Final answer:
To find the parameters of the standing wave on the string, we need to analyze the given equation for displacement. The parameters include the speed of the waves, the wavelength of the standing wave, and the period of the standing wave.
Step-by-step explanation:
The given equation for the displacement of the string, y = 1.2m * sin(π/2 - x) * sin(34πt), represents a standing wave on the string. To find the parameters, we need to analyze the equation.

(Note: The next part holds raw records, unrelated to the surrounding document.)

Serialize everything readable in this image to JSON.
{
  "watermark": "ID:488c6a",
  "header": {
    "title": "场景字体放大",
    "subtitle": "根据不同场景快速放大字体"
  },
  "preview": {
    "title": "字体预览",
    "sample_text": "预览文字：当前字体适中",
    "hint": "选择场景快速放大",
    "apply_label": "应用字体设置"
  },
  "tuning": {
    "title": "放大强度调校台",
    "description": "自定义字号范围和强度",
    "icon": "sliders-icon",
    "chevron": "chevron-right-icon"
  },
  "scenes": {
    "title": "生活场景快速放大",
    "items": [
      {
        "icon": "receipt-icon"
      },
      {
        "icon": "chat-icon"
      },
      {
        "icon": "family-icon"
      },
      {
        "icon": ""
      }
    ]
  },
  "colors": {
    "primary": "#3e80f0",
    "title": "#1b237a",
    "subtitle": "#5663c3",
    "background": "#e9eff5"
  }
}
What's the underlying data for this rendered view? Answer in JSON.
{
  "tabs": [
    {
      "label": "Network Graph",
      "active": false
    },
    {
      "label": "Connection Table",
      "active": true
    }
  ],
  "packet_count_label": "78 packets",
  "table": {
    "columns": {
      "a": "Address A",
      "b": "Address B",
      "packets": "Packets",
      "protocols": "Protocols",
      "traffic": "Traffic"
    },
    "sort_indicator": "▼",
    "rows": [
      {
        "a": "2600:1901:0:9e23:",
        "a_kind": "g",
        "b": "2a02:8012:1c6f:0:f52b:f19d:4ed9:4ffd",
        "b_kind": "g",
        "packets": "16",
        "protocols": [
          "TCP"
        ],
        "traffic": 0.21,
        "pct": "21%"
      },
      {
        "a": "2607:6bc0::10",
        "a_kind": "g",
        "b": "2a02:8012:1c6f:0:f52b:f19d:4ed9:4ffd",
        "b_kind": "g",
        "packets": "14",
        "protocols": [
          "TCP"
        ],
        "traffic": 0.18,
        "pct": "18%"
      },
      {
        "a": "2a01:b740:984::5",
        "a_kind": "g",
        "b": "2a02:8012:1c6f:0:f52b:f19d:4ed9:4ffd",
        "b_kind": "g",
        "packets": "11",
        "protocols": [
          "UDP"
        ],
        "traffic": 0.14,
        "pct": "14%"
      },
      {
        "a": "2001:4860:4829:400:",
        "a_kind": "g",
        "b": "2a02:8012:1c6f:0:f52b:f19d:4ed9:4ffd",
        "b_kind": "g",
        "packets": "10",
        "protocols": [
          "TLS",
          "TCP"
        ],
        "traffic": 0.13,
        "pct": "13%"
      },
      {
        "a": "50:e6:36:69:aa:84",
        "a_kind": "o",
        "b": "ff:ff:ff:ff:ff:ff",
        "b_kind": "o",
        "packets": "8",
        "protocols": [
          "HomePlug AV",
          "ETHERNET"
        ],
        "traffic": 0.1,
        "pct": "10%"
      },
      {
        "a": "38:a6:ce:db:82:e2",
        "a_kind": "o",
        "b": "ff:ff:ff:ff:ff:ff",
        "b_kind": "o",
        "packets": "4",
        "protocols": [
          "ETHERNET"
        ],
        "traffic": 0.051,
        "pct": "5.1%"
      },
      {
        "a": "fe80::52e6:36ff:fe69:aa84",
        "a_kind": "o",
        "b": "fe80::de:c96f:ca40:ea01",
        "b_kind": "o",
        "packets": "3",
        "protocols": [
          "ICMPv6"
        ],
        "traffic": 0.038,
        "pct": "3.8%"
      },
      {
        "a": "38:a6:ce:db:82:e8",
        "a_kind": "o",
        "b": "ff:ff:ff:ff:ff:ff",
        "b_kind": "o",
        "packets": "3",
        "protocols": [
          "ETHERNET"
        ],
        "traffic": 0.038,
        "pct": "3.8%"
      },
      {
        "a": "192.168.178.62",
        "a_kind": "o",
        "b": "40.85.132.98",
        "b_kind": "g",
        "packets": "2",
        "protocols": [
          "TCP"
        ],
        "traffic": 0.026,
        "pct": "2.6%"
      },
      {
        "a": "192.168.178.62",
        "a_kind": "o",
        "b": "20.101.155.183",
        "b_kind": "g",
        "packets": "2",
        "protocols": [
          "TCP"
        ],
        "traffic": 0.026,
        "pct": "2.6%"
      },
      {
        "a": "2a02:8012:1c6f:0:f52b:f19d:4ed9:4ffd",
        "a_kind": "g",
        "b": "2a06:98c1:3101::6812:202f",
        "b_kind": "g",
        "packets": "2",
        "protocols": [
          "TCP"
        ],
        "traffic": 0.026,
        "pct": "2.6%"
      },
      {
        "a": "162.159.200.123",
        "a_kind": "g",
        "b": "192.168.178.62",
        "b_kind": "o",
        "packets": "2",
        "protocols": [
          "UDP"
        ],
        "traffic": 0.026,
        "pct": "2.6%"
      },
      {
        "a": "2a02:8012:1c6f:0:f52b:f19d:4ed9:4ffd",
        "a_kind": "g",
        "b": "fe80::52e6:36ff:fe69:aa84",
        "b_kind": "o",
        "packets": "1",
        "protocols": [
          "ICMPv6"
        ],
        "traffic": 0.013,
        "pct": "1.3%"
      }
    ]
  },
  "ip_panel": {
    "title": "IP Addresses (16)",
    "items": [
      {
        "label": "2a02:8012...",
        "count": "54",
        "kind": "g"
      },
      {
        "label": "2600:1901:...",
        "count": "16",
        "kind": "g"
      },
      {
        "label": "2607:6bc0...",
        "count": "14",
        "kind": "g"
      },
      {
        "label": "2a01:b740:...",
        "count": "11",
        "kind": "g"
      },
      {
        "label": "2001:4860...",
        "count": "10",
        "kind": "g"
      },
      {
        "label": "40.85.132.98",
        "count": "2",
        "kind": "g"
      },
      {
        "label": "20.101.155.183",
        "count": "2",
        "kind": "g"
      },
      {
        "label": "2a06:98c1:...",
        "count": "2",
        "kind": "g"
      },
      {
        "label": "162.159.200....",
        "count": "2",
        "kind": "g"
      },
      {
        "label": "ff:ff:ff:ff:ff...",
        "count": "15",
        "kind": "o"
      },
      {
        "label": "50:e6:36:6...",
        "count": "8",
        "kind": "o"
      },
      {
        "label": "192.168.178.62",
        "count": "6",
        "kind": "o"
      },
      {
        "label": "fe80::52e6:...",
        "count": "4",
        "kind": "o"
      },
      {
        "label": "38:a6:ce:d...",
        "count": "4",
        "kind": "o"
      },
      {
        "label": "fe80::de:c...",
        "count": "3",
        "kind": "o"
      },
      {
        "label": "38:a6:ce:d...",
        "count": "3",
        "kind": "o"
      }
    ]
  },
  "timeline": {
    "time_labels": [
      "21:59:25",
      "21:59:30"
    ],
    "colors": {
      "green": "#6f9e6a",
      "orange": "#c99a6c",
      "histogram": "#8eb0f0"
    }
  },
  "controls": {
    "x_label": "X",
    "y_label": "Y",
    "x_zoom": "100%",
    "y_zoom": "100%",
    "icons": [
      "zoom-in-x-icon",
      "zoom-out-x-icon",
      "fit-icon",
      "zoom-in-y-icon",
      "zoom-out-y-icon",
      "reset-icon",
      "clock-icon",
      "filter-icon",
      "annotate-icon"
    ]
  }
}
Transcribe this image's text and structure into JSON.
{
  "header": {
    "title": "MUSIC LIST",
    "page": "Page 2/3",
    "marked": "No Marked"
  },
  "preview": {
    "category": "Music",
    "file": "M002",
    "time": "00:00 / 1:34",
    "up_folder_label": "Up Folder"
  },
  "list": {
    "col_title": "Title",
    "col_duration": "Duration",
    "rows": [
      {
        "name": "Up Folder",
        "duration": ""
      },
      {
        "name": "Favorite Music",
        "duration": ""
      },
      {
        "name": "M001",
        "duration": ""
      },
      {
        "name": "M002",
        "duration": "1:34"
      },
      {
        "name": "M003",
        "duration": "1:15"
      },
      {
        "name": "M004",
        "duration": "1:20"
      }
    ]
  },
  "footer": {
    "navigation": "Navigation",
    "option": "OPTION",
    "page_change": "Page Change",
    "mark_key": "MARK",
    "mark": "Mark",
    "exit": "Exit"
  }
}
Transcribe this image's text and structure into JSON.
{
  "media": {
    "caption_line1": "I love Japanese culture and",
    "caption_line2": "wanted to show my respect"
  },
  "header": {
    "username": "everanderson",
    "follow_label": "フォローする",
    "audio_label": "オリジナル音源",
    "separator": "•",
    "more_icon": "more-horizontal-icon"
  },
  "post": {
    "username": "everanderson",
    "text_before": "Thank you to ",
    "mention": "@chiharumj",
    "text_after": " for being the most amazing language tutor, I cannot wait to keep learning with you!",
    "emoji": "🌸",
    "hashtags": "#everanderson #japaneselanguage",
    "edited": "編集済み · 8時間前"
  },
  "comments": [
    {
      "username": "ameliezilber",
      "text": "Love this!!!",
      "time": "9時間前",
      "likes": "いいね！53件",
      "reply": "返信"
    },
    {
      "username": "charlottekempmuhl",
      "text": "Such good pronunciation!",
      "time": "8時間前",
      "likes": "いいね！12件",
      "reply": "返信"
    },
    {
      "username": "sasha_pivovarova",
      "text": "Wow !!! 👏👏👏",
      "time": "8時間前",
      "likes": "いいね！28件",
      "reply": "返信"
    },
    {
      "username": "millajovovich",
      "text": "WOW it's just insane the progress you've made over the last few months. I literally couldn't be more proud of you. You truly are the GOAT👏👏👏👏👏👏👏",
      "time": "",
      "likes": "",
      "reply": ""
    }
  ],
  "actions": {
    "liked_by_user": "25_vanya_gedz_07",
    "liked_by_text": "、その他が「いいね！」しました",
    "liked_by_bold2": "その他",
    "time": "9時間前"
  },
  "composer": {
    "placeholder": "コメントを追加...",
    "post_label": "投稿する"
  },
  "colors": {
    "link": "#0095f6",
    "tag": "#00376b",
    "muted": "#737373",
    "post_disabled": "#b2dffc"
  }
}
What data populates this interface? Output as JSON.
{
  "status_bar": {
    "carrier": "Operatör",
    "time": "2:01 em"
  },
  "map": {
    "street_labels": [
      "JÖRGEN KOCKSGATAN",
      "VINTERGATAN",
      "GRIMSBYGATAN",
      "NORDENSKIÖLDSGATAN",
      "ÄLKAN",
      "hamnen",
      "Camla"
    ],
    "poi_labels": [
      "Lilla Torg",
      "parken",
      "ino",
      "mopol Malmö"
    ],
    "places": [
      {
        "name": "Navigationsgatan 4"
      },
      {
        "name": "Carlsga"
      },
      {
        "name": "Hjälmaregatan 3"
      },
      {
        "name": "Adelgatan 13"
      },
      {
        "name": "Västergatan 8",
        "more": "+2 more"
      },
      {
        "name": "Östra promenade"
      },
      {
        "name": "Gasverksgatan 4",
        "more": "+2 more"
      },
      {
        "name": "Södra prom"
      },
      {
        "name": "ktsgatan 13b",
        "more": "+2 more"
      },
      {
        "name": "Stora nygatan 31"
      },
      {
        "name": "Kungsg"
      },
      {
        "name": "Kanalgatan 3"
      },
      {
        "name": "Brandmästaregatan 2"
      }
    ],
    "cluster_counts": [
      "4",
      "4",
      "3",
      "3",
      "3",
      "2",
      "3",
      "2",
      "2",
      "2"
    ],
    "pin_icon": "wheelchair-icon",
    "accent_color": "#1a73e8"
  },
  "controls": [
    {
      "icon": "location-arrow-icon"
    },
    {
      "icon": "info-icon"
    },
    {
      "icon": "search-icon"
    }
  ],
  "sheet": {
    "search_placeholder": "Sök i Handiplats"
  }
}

(a) The speed of the waves on the string can be determined from the equation v = λf, where v is the speed, λ is the wavelength, and f is the frequency. In the fundamental harmonic, there is one node and one antinode. From the given equation, we can deduce that λ = 2x, where x is the distance from the first node to the second node. The frequency can be obtained from the equation f = n * f0, where n is the mode number and f0 is the frequency of the fundamental mode. As the string is vibrating at its natural frequency, the fundamental mode corresponds to n = 1. Therefore, f0 is the frequency of the sound produced by the string in its fundamental harmonic. By comparing the given equation with the standard equation for a standing wave, y = Asin(kx)sin(ωt), we can equate the coefficients to find the values of k and ω. With the values of k and ω, we can calculate the values of v, λ, and f.
(b) The wavelength of the standing wave can be determined using the formula λ = 2x, where x is the distance from one node to the adjacent node. This distance can be obtained by analyzing the equation y = 1.2m * sin(π/2 - x) * sin(34πt) and finding the value of x for which sin(π/2 - x) becomes zero.
(c) The period of the standing wave can be determined using the formula T = 1/f, where T is the period and f is the frequency. From part (a), we can obtain the frequency of the standing wave in the fundamental harmonic, and then calculate the period using the formula T = 1/f.